George Osborne reaffirmed his commitment to science as a central plank of his economic policy with funding and detail added to previously announced science projects.
The chancellor said the current £4.7bn science resource funding would be protected in real terms for the rest of the Parliament.
Osborne once again said science was a priority of his Northern Powerhouse programme which “means…backing the science and innovation strengths of the North, so that new ideas can be turned into new products and new jobs”.
He added: “To back science-based and innovative companies in the North the government is providing £250m for small modular reactor development and wider nuclear R&D, creating opportunities for the North’s centres of nuclear excellence in Sheffield City Region, Greater Manchester and Cumbria, as well as the nuclear research base across the UK.”

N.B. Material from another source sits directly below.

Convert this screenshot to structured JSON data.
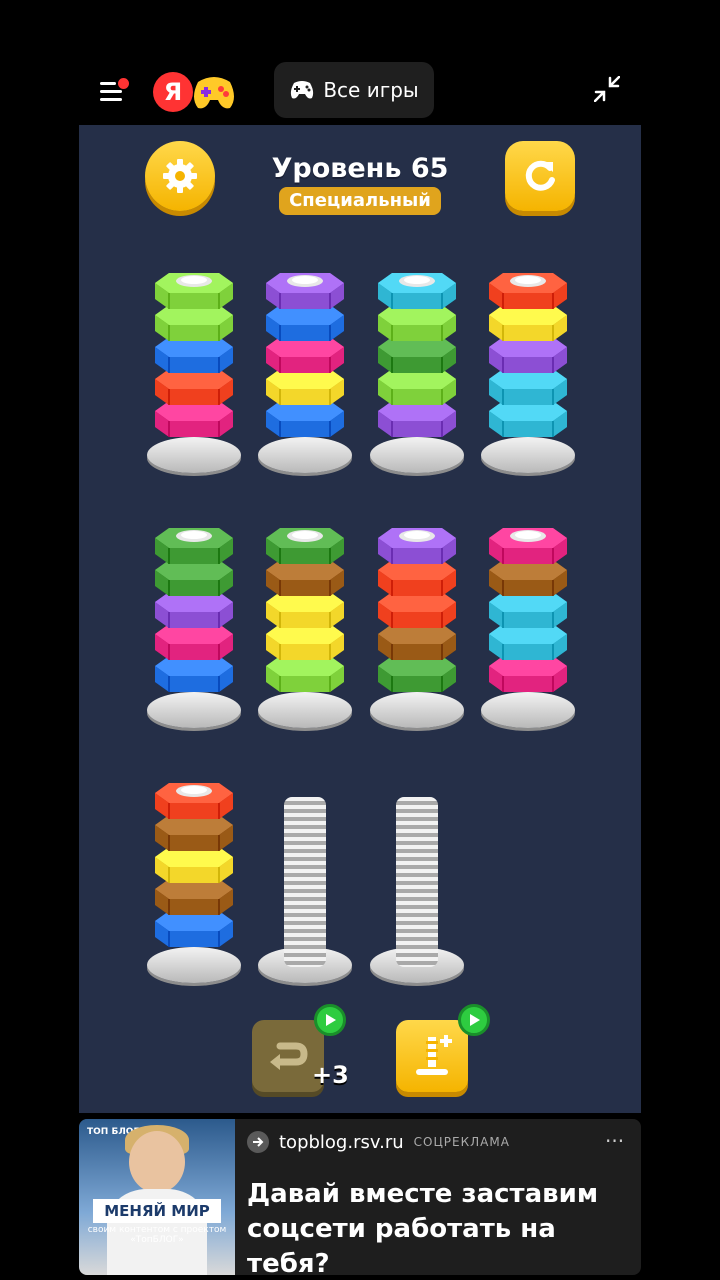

Work on the £235m Sir Henry Royce Institute in Manchester for advanced materials research will begin next year. Julia King, Professor the Baroness Brown of Cambridge, will chair the new institute.
This builds on £25m of UK funding for a Joint Research & Innovation Centre with China, also to be based in the North West.
Provisional approval was given for £4m to establish an Anti-Microbial Resistance Centre of Excellence in R&D at Alderley Park in Cheshire, owned by Manchester Science Partnerships, subject to a business case.
The new Graphene Engineering & Innovation Centre in Manchester and Cognitive Computing Research Centre, Cheshire, will both be completed before 2018, the chancellor said in his update on Northern Powerhouse projects.